Ela'nın depresyonu, sadece onun hayatını değil, aynı zamanda ailesinin ve çevresindekilerin hayatlarını da etkiliyordu. Elmas, kızının bu durumuna çare bulmak için ne yapacağını bilemezken, Kalender ise sessizce bu durumu izliyordu. Ela'nın iç dünyasındaki karanlık, ailesi ve çevresi üzerinde de derin izler bırakıyordu.

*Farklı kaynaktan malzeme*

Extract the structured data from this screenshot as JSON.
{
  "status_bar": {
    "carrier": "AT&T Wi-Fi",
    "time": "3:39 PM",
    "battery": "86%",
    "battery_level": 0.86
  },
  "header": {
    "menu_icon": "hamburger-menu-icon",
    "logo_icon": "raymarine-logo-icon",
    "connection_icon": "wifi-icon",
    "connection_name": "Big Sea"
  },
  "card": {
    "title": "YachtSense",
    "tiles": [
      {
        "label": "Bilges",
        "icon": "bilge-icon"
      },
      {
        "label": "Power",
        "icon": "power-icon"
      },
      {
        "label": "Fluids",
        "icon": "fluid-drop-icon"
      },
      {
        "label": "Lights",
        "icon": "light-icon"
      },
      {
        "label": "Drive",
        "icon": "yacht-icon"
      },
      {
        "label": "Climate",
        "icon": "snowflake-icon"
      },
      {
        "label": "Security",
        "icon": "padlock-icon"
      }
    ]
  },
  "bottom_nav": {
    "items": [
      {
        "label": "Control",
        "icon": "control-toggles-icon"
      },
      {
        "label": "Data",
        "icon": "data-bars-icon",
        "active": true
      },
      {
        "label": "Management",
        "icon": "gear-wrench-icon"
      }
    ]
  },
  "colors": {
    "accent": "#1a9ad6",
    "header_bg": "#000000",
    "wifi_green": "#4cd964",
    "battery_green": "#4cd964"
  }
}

Ela'nın bu karanlık dünyası, onun hayatındaki en büyük mücadeleydi. İçsel çatışmaları, depresyonu ve çevresi tarafından anlaşılmadığı düşüncesi, onun her gün daha da içine kapanmasına neden oluyordu. Ela, bu karanlık dünyasında, ışığı bulmak için çabalarken, ailesi ve çevresindekiler de onun bu mücadelesine sessizce tanıklık ediyordu.